There was a man from Cork, a few years ago, who made a living from falling over loose pavement stones and down open holes throughout Cork city. He successfully sued the city council on 17 occasions. With some of his ill-gotten  gains he went on a holiday to Europe. Berlin was on the tour and as he walked down the street one day he came upon an open trap door that was being used to deliver beer to a pub. He couldn’t resist the temptation and promptly “fell” down into the cellar. He was an expert at falling and feigning injury and after a spell in hospital with a back injury that was difficult to disprove, he put the wheels in motion to sue for damages. Some months later he travelled back to Germany for the case. The judge listened as the  solicitor outlined the happenings to him and after hearing both sides of the argument he said to the man from Cork “why are you not wearing your glasses”? To which he replied “I don’t wear glasses”.  “Why not”? Asked the judge. “Because my sight is perfect” came the answer. “In that case”, said the judge, “you should have been more than able to see such a big opening and have walked around it.

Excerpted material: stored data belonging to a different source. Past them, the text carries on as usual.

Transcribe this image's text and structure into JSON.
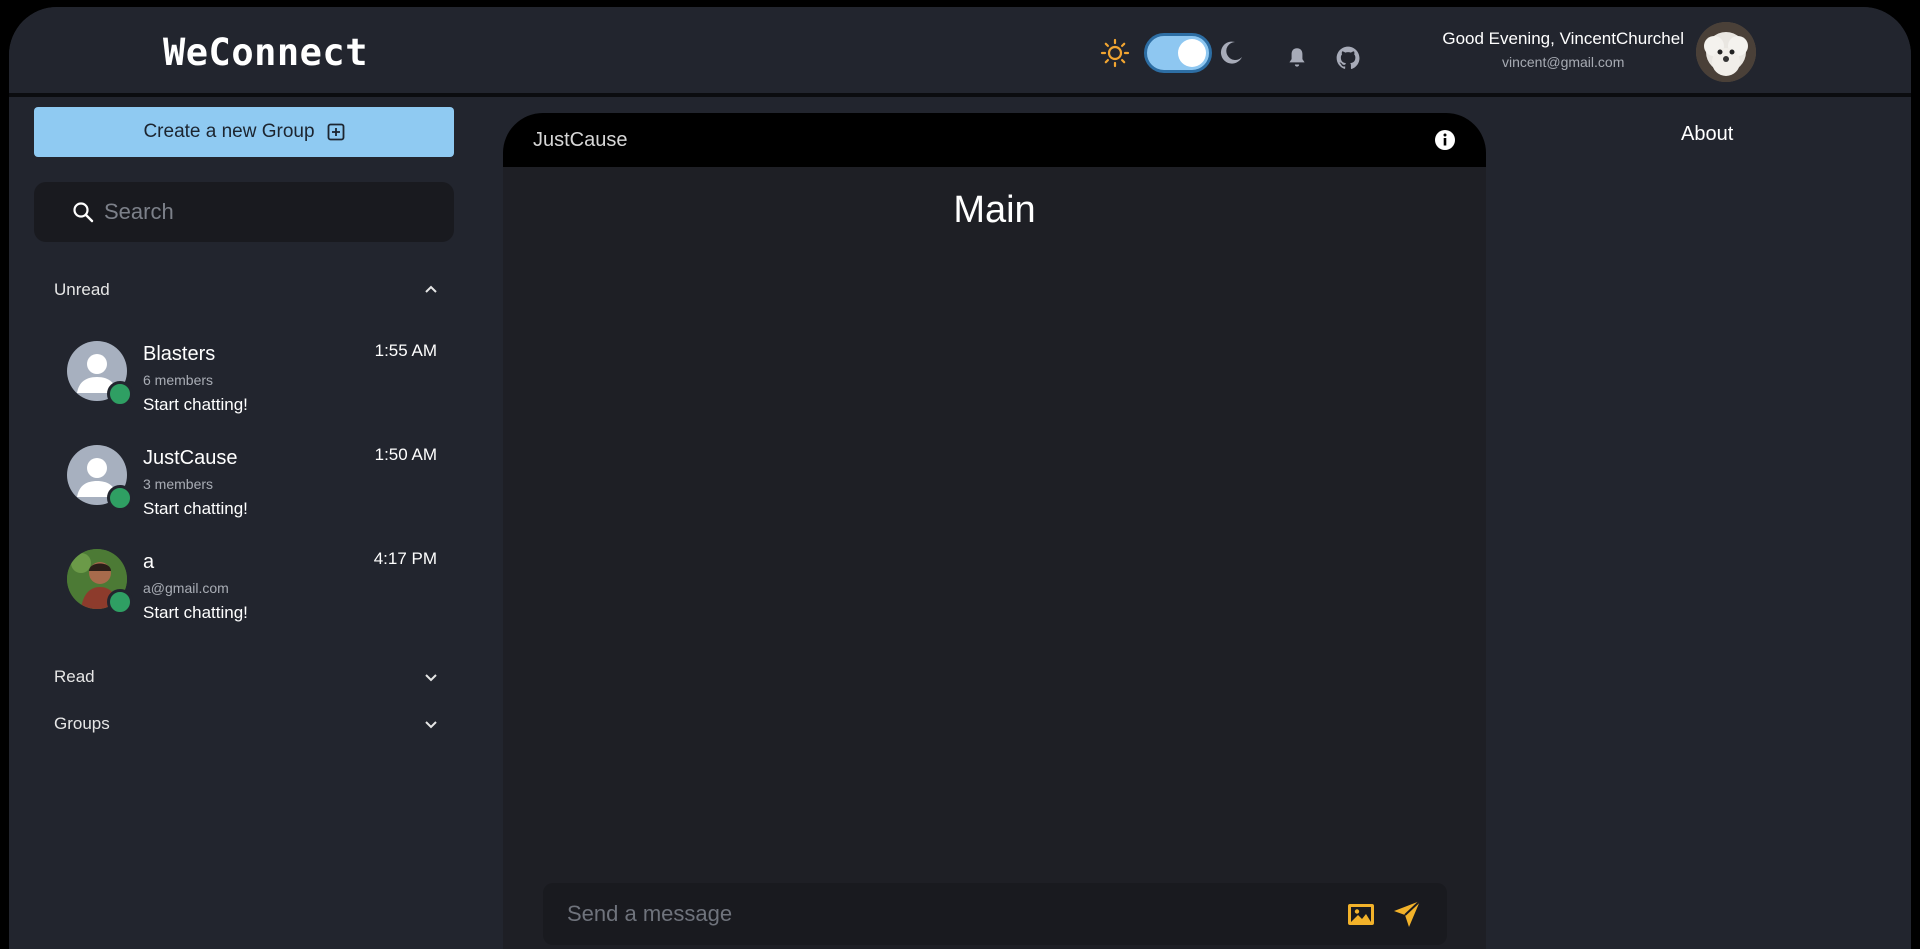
{
  "app": {
    "brand": "WeConnect"
  },
  "header": {
    "greeting": "Good Evening, VincentChurchel",
    "email": "vincent@gmail.com",
    "theme_icons": [
      "sun-icon",
      "moon-icon"
    ],
    "icons": [
      "bell-icon",
      "github-icon"
    ]
  },
  "sidebar": {
    "create_label": "Create a new Group",
    "search_placeholder": "Search",
    "sections": {
      "unread": "Unread",
      "read": "Read",
      "groups": "Groups"
    },
    "chats": [
      {
        "name": "Blasters",
        "sub": "6 members",
        "message": "Start chatting!",
        "time": "1:55 AM"
      },
      {
        "name": "JustCause",
        "sub": "3 members",
        "message": "Start chatting!",
        "time": "1:50 AM"
      },
      {
        "name": "a",
        "sub": "a@gmail.com",
        "message": "Start chatting!",
        "time": "4:17 PM"
      }
    ]
  },
  "chat": {
    "title": "JustCause",
    "channel": "Main",
    "composer_placeholder": "Send a message"
  },
  "about": {
    "label": "About"
  },
  "colors": {
    "accent": "#8fcaf2",
    "online": "#2f9f63",
    "icon_yellow": "#f2b22a",
    "background": "#22252e"
  }
}
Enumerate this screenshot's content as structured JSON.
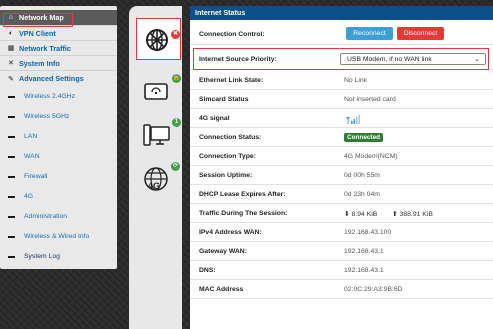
{
  "sidebar": {
    "items": [
      {
        "label": "Network Map",
        "icon": "home-icon",
        "active": true
      },
      {
        "label": "VPN Client",
        "icon": "vpn-icon"
      },
      {
        "label": "Network Traffic",
        "icon": "traffic-icon"
      },
      {
        "label": "System Info",
        "icon": "system-info-icon"
      },
      {
        "label": "Advanced Settings",
        "icon": "wrench-icon"
      }
    ],
    "sub_items": [
      {
        "label": "Wireless 2.4GHz"
      },
      {
        "label": "Wireless 5GHz"
      },
      {
        "label": "LAN"
      },
      {
        "label": "WAN"
      },
      {
        "label": "Firewall"
      },
      {
        "label": "4G"
      },
      {
        "label": "Administration"
      },
      {
        "label": "Wireless & Wired Info"
      },
      {
        "label": "System Log"
      }
    ]
  },
  "icons": {
    "internet": {
      "name": "internet-globe-icon",
      "badge": "✖",
      "badge_color": "#e53935"
    },
    "router": {
      "name": "router-icon",
      "badge": "🔒",
      "badge_color": "#43a047"
    },
    "clients": {
      "name": "clients-icon",
      "badge": "1",
      "badge_color": "#43a047"
    },
    "lte": {
      "name": "4g-globe-icon",
      "label": "4G",
      "badge": "⟳",
      "badge_color": "#43a047"
    }
  },
  "main": {
    "title": "Internet Status",
    "connection_control_label": "Connection Control:",
    "reconnect_label": "Reconnect",
    "disconnect_label": "Disconnect",
    "source_priority_label": "Internet Source Priority:",
    "source_priority_value": "USB Modem, if no WAN link",
    "rows": [
      {
        "label": "Ethernet Link State:",
        "value": "No Link"
      },
      {
        "label": "Simcard Status",
        "value": "Not inserted card"
      },
      {
        "label": "4G signal",
        "value": ""
      },
      {
        "label": "Connection Status:",
        "value": "Connected"
      },
      {
        "label": "Connection Type:",
        "value": "4G Modem(NCM)"
      },
      {
        "label": "Session Uptime:",
        "value": "0d 00h 55m"
      },
      {
        "label": "DHCP Lease Expires After:",
        "value": "0d 23h 04m"
      },
      {
        "label": "Traffic During The Session:",
        "down": "8.94 KiB",
        "up": "388.91 KiB"
      },
      {
        "label": "IPv4 Address WAN:",
        "value": "192.168.43.100"
      },
      {
        "label": "Gateway WAN:",
        "value": "192.168.43.1"
      },
      {
        "label": "DNS:",
        "value": "192.168.43.1"
      },
      {
        "label": "MAC Address",
        "value": "02:0C:29:A3:9B:6D"
      }
    ]
  },
  "colors": {
    "accent": "#0d4f8a",
    "reconnect": "#3aa0d8",
    "disconnect": "#e53935",
    "connected": "#2e7d32",
    "highlight": "#e53935"
  }
}
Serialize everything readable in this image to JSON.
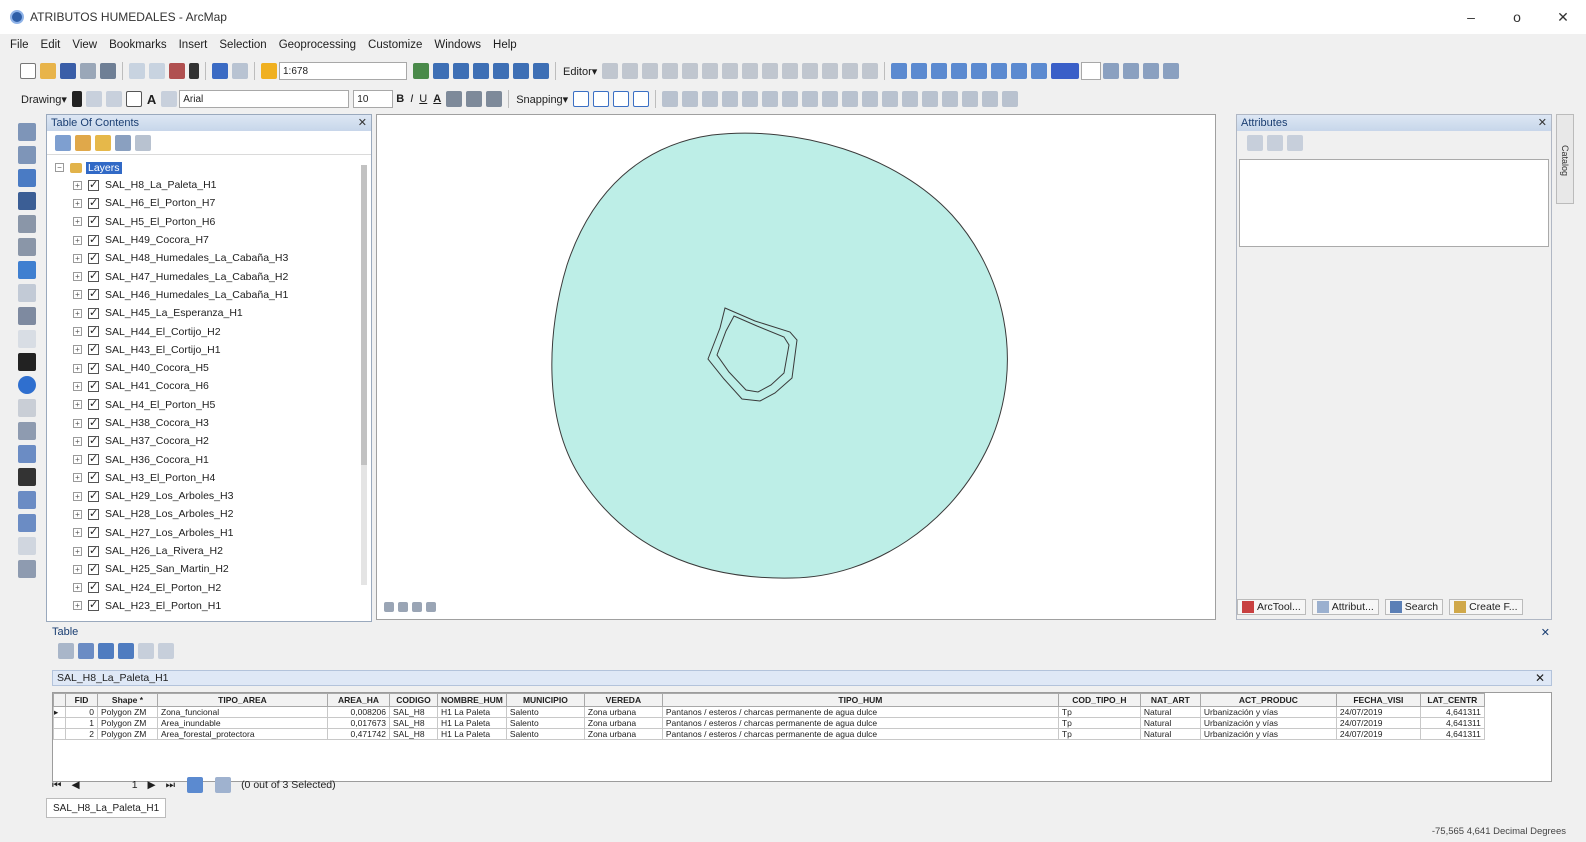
{
  "window": {
    "title": "ATRIBUTOS HUMEDALES - ArcMap",
    "minimize": "–",
    "maximize": "o",
    "close": "✕"
  },
  "menu": [
    "File",
    "Edit",
    "View",
    "Bookmarks",
    "Insert",
    "Selection",
    "Geoprocessing",
    "Customize",
    "Windows",
    "Help"
  ],
  "toolbar": {
    "scale": "1:678",
    "editor_label": "Editor▾",
    "drawing_label": "Drawing▾",
    "font_name": "Arial",
    "font_size": "10",
    "snapping_label": "Snapping▾",
    "bold": "B",
    "italic": "I",
    "underline": "U",
    "font_color": "A"
  },
  "toc": {
    "title": "Table Of Contents",
    "pin": "✕",
    "root_label": "Layers",
    "layers": [
      "SAL_H8_La_Paleta_H1",
      "SAL_H6_El_Porton_H7",
      "SAL_H5_El_Porton_H6",
      "SAL_H49_Cocora_H7",
      "SAL_H48_Humedales_La_Cabaña_H3",
      "SAL_H47_Humedales_La_Cabaña_H2",
      "SAL_H46_Humedales_La_Cabaña_H1",
      "SAL_H45_La_Esperanza_H1",
      "SAL_H44_El_Cortijo_H2",
      "SAL_H43_El_Cortijo_H1",
      "SAL_H40_Cocora_H5",
      "SAL_H41_Cocora_H6",
      "SAL_H4_El_Porton_H5",
      "SAL_H38_Cocora_H3",
      "SAL_H37_Cocora_H2",
      "SAL_H36_Cocora_H1",
      "SAL_H3_El_Porton_H4",
      "SAL_H29_Los_Arboles_H3",
      "SAL_H28_Los_Arboles_H2",
      "SAL_H27_Los_Arboles_H1",
      "SAL_H26_La_Rivera_H2",
      "SAL_H25_San_Martin_H2",
      "SAL_H24_El_Porton_H2",
      "SAL_H23_El_Porton_H1"
    ]
  },
  "attributes": {
    "title": "Attributes",
    "pin": "✕",
    "tabs": [
      "ArcTool...",
      "Attribut...",
      "Search",
      "Create F..."
    ],
    "catalog": "Catalog"
  },
  "table": {
    "panel_title": "Table",
    "pin": "✕",
    "layer_tab": "SAL_H8_La_Paleta_H1",
    "close": "✕",
    "columns": [
      "FID",
      "Shape *",
      "TIPO_AREA",
      "AREA_HA",
      "CODIGO",
      "NOMBRE_HUM",
      "MUNICIPIO",
      "VEREDA",
      "TIPO_HUM",
      "COD_TIPO_H",
      "NAT_ART",
      "ACT_PRODUC",
      "FECHA_VISI",
      "LAT_CENTR"
    ],
    "rows": [
      [
        "0",
        "Polygon ZM",
        "Zona_funcional",
        "0,008206",
        "SAL_H8",
        "H1 La Paleta",
        "Salento",
        "Zona urbana",
        "Pantanos / esteros / charcas permanente de agua dulce",
        "Tp",
        "Natural",
        "Urbanización y vías",
        "24/07/2019",
        "4,641311"
      ],
      [
        "1",
        "Polygon ZM",
        "Area_inundable",
        "0,017673",
        "SAL_H8",
        "H1 La Paleta",
        "Salento",
        "Zona urbana",
        "Pantanos / esteros / charcas permanente de agua dulce",
        "Tp",
        "Natural",
        "Urbanización y vías",
        "24/07/2019",
        "4,641311"
      ],
      [
        "2",
        "Polygon ZM",
        "Area_forestal_protectora",
        "0,471742",
        "SAL_H8",
        "H1 La Paleta",
        "Salento",
        "Zona urbana",
        "Pantanos / esteros / charcas permanente de agua dulce",
        "Tp",
        "Natural",
        "Urbanización y vías",
        "24/07/2019",
        "4,641311"
      ]
    ],
    "record_number": "1",
    "selection_text": "(0 out of 3 Selected)",
    "bottom_tab": "SAL_H8_La_Paleta_H1"
  },
  "status": {
    "coordinates": "-75,565  4,641 Decimal Degrees"
  },
  "colors": {
    "polygon_fill": "#bdeee7",
    "polygon_stroke": "#3a3a3a",
    "selected_layer": "#3169c6"
  }
}
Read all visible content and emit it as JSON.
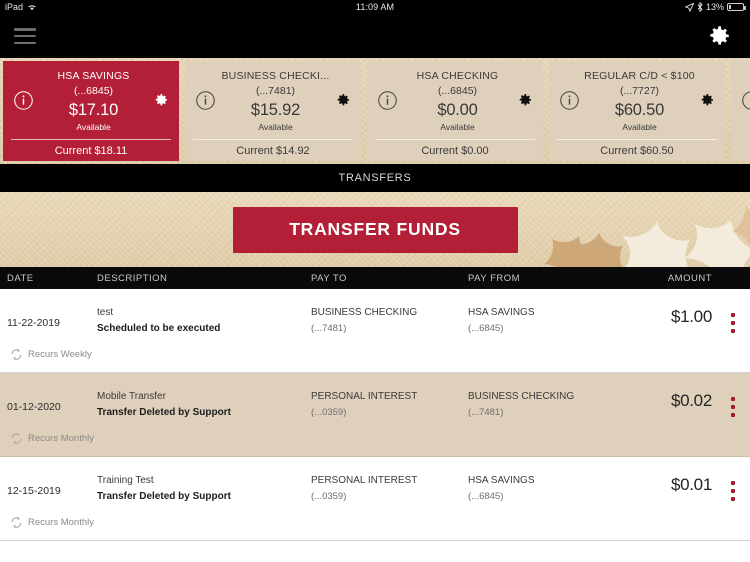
{
  "status_bar": {
    "device": "iPad",
    "wifi_icon": "wifi-icon",
    "time": "11:09 AM",
    "location_icon": "location-arrow-icon",
    "bluetooth_icon": "bluetooth-icon",
    "battery_percent": "13%",
    "battery_icon": "battery-icon"
  },
  "nav": {
    "menu_icon": "hamburger-menu-icon",
    "settings_icon": "gear-icon"
  },
  "accounts": [
    {
      "name": "HSA SAVINGS",
      "number": "(...6845)",
      "balance": "$17.10",
      "available_label": "Available",
      "current": "Current $18.11",
      "selected": true,
      "info_icon": "info-icon",
      "gear_icon": "gear-icon"
    },
    {
      "name": "BUSINESS CHECKI...",
      "number": "(...7481)",
      "balance": "$15.92",
      "available_label": "Available",
      "current": "Current $14.92",
      "selected": false,
      "info_icon": "info-icon",
      "gear_icon": "gear-icon"
    },
    {
      "name": "HSA CHECKING",
      "number": "(...6845)",
      "balance": "$0.00",
      "available_label": "Available",
      "current": "Current $0.00",
      "selected": false,
      "info_icon": "info-icon",
      "gear_icon": "gear-icon"
    },
    {
      "name": "REGULAR C/D < $100",
      "number": "(...7727)",
      "balance": "$60.50",
      "available_label": "Available",
      "current": "Current $60.50",
      "selected": false,
      "info_icon": "info-icon",
      "gear_icon": "gear-icon"
    }
  ],
  "section": {
    "title": "TRANSFERS"
  },
  "banner": {
    "transfer_button": "TRANSFER FUNDS"
  },
  "table": {
    "headers": {
      "date": "DATE",
      "description": "DESCRIPTION",
      "pay_to": "PAY TO",
      "pay_from": "PAY FROM",
      "amount": "AMOUNT"
    },
    "rows": [
      {
        "date": "11-22-2019",
        "description": "test",
        "status": "Scheduled to be executed",
        "pay_to": "BUSINESS CHECKING",
        "pay_to_num": "(...7481)",
        "pay_from": "HSA SAVINGS",
        "pay_from_num": "(...6845)",
        "amount": "$1.00",
        "recurrence": "Recurs Weekly",
        "recur_icon": "repeat-icon",
        "menu_icon": "kebab-menu-icon"
      },
      {
        "date": "01-12-2020",
        "description": "Mobile Transfer",
        "status": "Transfer Deleted by Support",
        "pay_to": "PERSONAL INTEREST",
        "pay_to_num": "(...0359)",
        "pay_from": "BUSINESS CHECKING",
        "pay_from_num": "(...7481)",
        "amount": "$0.02",
        "recurrence": "Recurs Monthly",
        "recur_icon": "repeat-icon",
        "menu_icon": "kebab-menu-icon"
      },
      {
        "date": "12-15-2019",
        "description": "Training Test",
        "status": "Transfer Deleted by Support",
        "pay_to": "PERSONAL INTEREST",
        "pay_to_num": "(...0359)",
        "pay_from": "HSA SAVINGS",
        "pay_from_num": "(...6845)",
        "amount": "$0.01",
        "recurrence": "Recurs Monthly",
        "recur_icon": "repeat-icon",
        "menu_icon": "kebab-menu-icon"
      }
    ]
  },
  "colors": {
    "brand_red": "#b31f36",
    "card_beige": "#ded0bb",
    "strip_tan": "#e4d2b4",
    "bar_black": "#000000"
  }
}
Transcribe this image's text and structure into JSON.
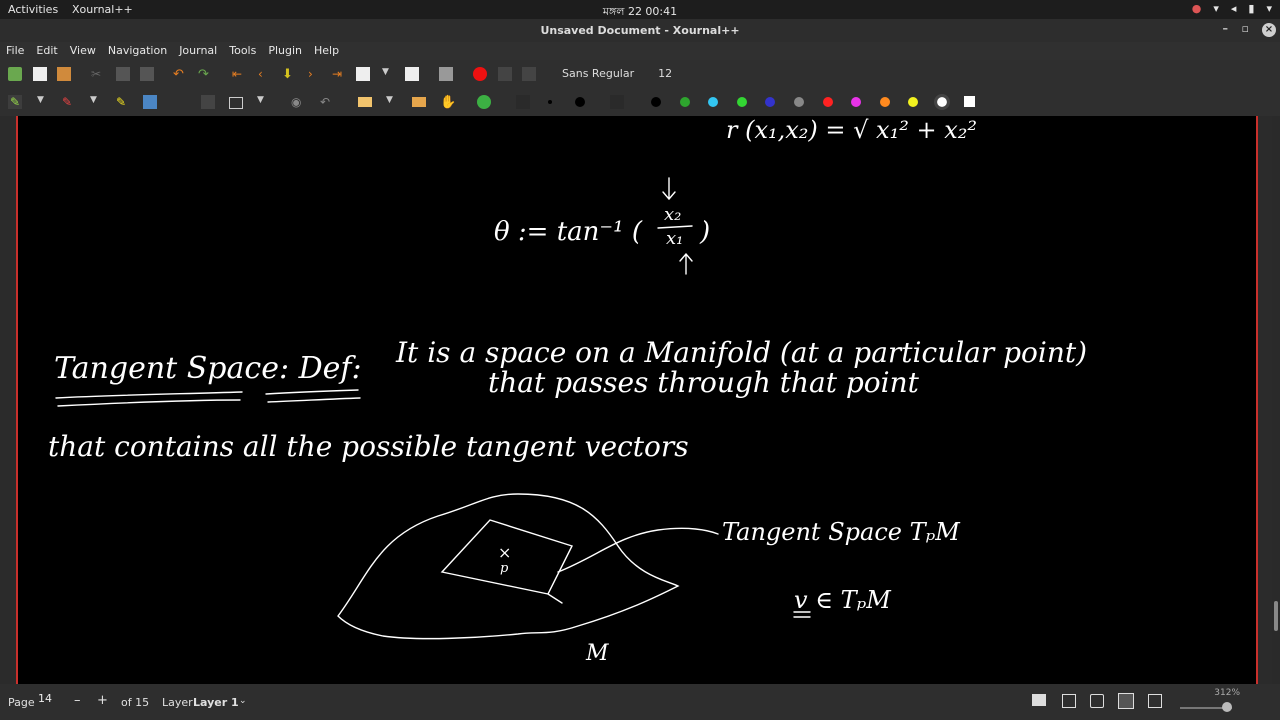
{
  "topbar": {
    "activities": "Activities",
    "app_name": "Xournal++",
    "clock": "মঙ্গল 22  00:41"
  },
  "window": {
    "title": "Unsaved Document - Xournal++"
  },
  "menu": {
    "items": [
      "File",
      "Edit",
      "View",
      "Navigation",
      "Journal",
      "Tools",
      "Plugin",
      "Help"
    ]
  },
  "toolbar": {
    "font_name": "Sans Regular",
    "font_size": "12"
  },
  "palette": {
    "colors": [
      "#000000",
      "#2ea52e",
      "#33c6f2",
      "#33d633",
      "#3333cc",
      "#888888",
      "#ff2222",
      "#e833e8",
      "#ff8a1f",
      "#f2f21f",
      "#ffffff",
      "#ffffff"
    ]
  },
  "note": {
    "line_top_eq": "r (x₁,x₂) = √ x₁² + x₂²",
    "theta_eq": "θ := tan⁻¹ ( x₂ / x₁ )",
    "frac_num": "x₂",
    "frac_den": "x₁",
    "heading": "Tangent Space: Def:",
    "line1": "It is a space on a Manifold (at a particular point)",
    "line2": "that passes through that point",
    "line3": "that contains all the possible tangent vectors",
    "label_tangent": "Tangent Space  TₚM",
    "label_vec": "v ∈ TₚM",
    "label_M": "M",
    "label_p": "p",
    "label_x": "×"
  },
  "status": {
    "page_label": "Page",
    "page_value": "14",
    "of_label": "of 15",
    "layer_label": "Layer",
    "layer_value": "Layer 1",
    "zoom": "312%"
  }
}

Case dismissed”. We could do with a few judges like that over here.

Common sense is in short supply in the Dáil at the moment. The row over water charges has reached ridiculous proportions. Does anybody know how to tell the truth anymore?  Maybe Paul Murphy and his group of communists do. At least they believe in what they say even though they are totally misguided and following a type of politics that has failed all over the world. Sinn Féin are after the popular vote and can afford to say whatever they like because there is little prospect of them having to back up any promises in government. Fine Gael would like to do the right thing but are hampered by lack of numbers and their dependency on Fianna Fáil support to stay in office. Fianna Fáil are the real culprits here. They are putting the party before the country with an eye on the next election. At heart they are in favour of water charges. It was their idea in the first place but, having seen how much of a boost Sinn Féin got by opposing water charges, they have changed their minds and now want to curry favour with the other objectors. This is purely political. What happened at the committee meeting is a farce. We have an Attorney General that advises the government on matters of law yet some parties do not accept her ruling and bring forward “alternative” advice. Water will have to be paid for. There is no magic money tree in Leinster House so the tax payer, yes you and me, will have to pick up the bill as usual. What was wrong with the idea of giving a generous allowance to each household and only charging those who went above that allowance?  The “polluter pays” principle should apply and it is not right that I can now leave my tap running for 24 hours a day with impunity. Fine Gael made a proper botch of introducing the charges in the first place due mainly to the arrogance and bullying tactics of  Phil Hogan who should have been banished to obscurity, not rewarded with a plum job in Europe.

The sooner we realise that services have to be paid for the better. Let us have one household tax that includes the water charges, sewage and bin collections as they have in the North of Ireland and maybe we will finish up with some decent services and a cleaner and better country.

In the meantime, if any of you out there can find any examples of good common sense, let me know.